Spirit AeroSystems, which makes the fuselage for Boeing's 737 and parts of other planes, said it has returned to full operations after a tornado damaged its Wichita facilities on April 14.
Spirit, Boeing's biggest supplier of structural components, shut down temporarily after the tornado caused severe damage to the infrastructure and buildings, cutting power and gas in Iowa, Kansas, Nebraska and Oklahoma.
Boeing said on Tuesday it was still assessing the impact of the Spirit disruption on its production lines but that it has not seen disruption to any commercial plane production.

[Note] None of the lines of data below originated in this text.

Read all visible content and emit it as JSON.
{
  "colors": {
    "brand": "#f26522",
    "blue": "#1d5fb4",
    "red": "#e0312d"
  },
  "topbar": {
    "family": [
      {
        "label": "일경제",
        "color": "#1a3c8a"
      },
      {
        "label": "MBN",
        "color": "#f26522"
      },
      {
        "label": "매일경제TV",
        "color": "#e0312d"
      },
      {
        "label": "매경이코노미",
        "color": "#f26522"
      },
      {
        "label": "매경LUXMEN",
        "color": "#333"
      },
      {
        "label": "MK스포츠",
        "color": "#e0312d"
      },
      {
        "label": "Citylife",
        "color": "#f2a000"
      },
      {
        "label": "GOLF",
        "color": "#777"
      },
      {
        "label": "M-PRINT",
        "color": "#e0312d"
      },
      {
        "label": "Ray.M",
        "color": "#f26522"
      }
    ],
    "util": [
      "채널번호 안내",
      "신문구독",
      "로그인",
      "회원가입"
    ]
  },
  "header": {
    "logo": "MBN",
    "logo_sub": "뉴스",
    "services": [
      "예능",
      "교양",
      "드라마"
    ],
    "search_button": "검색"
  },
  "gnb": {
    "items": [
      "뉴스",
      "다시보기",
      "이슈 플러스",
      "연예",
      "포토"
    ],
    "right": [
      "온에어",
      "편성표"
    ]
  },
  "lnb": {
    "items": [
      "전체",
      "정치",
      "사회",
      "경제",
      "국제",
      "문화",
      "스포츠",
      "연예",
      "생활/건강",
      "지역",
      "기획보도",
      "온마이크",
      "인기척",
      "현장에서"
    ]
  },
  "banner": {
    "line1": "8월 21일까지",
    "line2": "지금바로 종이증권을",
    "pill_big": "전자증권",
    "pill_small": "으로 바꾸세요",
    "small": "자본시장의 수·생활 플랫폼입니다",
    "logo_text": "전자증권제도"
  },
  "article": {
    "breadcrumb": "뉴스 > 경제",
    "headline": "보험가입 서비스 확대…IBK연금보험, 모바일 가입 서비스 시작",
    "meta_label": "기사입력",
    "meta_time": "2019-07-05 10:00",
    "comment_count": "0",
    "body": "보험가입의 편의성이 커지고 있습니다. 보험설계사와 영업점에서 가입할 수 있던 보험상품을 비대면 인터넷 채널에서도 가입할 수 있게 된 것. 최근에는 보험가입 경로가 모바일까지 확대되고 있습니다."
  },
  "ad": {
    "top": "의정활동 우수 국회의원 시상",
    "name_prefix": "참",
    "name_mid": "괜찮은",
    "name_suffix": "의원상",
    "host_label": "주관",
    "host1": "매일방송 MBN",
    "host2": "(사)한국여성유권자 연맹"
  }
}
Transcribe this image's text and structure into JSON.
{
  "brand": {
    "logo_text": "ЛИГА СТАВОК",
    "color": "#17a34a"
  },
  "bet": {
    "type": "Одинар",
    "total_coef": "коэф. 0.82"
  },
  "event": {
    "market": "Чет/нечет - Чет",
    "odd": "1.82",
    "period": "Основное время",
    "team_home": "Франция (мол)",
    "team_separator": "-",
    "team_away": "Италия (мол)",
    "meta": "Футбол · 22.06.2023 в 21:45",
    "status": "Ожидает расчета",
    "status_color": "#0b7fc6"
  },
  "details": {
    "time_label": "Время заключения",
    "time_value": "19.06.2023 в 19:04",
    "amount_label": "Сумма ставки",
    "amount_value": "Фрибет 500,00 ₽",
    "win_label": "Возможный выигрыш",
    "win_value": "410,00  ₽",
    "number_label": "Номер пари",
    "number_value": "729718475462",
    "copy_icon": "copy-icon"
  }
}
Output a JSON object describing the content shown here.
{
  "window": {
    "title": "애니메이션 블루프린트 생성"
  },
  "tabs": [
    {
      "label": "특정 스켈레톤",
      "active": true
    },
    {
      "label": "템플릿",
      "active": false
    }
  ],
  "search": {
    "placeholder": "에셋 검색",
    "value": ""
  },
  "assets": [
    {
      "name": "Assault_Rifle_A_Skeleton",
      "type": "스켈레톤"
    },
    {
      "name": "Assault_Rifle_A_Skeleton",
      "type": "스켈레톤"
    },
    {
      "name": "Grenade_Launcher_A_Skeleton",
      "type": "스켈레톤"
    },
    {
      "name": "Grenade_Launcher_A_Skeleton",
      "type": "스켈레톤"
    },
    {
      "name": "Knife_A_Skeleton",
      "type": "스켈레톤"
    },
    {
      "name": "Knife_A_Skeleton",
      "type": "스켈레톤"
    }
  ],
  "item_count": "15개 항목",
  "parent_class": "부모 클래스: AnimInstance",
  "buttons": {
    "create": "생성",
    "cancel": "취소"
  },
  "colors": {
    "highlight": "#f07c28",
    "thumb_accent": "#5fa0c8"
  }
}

Spirit said the damage is mainly limited to infrastructure, including buildings and utilities, with production equipment largely unaffected. Deliveries have been affected and Spirit is developing recovery plans for these schedules, it said in a statement.
Boeing has said it had some cushion in its production system to absorb part of its supply disruption, but the company has not said how long it can produce planes at full speed with limited or no supply from Spirit.
Boeing is Spirit's largest customer. Spirit said 85 percent of its work is for the plane maker. Work on the 737 draws about 50 percent of Spirit's revenue.
Experts say the 737 is more vulnerable to production line shocks than the 787 or other aircraft because of its rapid production pace. Boeing makes 35 737s per month and aims to boost that rate to 42 per month.
Spirit was a Boeing unit until it was sold in 2005. The company also makes parts of the Airbus A320 and upcoming A350.